Segundo, debe acelerarse la restructuración de la deuda. El Marco Común para el Tratamiento de la Deuda más allá de la DSSI (Iniciativa de Suspensión del Servicio de la Deuda) se ha esforzado por brindar ayuda desde que el G20 lo anunció hace casi tres años.
Si llega a buen puerto, el acuerdo de restructuración de deuda de Zambia con sus acreedores será un avance positivo; pero se concluyó hace tres meses y el país todavía está esperando el alivio de la deuda.
El ritmo glacial del marco –y todas las incertidumbres que conlleva– han disuadido a muchos países de buscar la ayuda que tanto necesitan. Es hora de acelerar el ritmo .
Para muchos países de bajos ingresos, restablecer la sustentabilidad de la deuda a largo plazo dependerá de la restructuración de la deuda. Sin ella, seguirán paralizados, incapaces de atraer el financiamiento privado que necesitan para enfrentar los enormes desafíos de desarrollo de esta década –desde crear empleos y mejorar el bienestar hasta hacer que el planeta sea más habitable.
Finalmente, debemos redoblar la apuesta en cuanto a la agenda de reforma, garantizando que las iniciativas globales destinadas a ayudar a los países más pobres se complementen con medidas domésticas ambiciosas.
También pueden respaldar los esfuerzos de los gobiernos para mejorar los marcos institucionales, crear capital humano, aliviar los impedimentos para la inversión privada y sacar partido del potencial de la tecnología digital. Todo esto impulsará las perspectivas de crecimiento de largo plazo de estos países.
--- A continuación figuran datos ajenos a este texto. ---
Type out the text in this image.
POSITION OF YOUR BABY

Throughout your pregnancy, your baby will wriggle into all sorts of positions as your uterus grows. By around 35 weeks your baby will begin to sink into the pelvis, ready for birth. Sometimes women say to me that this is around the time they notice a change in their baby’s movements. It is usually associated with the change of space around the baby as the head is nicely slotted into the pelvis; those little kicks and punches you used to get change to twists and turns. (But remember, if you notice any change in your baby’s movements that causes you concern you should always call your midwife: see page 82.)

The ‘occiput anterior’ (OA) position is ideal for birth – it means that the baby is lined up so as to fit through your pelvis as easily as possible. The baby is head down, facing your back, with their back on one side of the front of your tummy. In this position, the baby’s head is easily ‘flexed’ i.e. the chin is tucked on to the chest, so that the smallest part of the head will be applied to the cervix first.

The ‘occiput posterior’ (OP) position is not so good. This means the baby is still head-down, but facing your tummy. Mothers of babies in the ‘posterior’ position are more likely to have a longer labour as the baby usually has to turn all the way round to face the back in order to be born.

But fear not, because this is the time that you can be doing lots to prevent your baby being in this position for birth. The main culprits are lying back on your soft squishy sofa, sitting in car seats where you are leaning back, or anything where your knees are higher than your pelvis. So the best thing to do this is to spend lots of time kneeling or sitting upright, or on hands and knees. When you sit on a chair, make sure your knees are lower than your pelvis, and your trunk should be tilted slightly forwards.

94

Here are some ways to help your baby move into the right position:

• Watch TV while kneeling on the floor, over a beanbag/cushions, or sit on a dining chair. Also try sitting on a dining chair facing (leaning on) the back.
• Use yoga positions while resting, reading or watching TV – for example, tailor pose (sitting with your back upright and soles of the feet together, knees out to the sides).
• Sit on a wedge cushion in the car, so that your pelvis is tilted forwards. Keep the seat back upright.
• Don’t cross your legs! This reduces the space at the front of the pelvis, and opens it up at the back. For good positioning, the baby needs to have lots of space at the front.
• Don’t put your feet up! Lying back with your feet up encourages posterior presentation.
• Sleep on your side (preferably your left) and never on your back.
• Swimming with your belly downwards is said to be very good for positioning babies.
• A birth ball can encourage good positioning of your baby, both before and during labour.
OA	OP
Se está agotando el tiempo. La creciente desesperanza entre los ciudadanos de los países más pobres alimentará un círculo vicioso que ya está en marcha. Desesperados por huir de la miseria de su país, muchos arriesgarán todo para encontrar refugio en el exterior.
El sufrimiento de millones de personas en tierras lejanas no está tan lejos como parece. Es contagioso y ya se está derramando por las fronteras nacionales, con consecuencias globales impredecibles.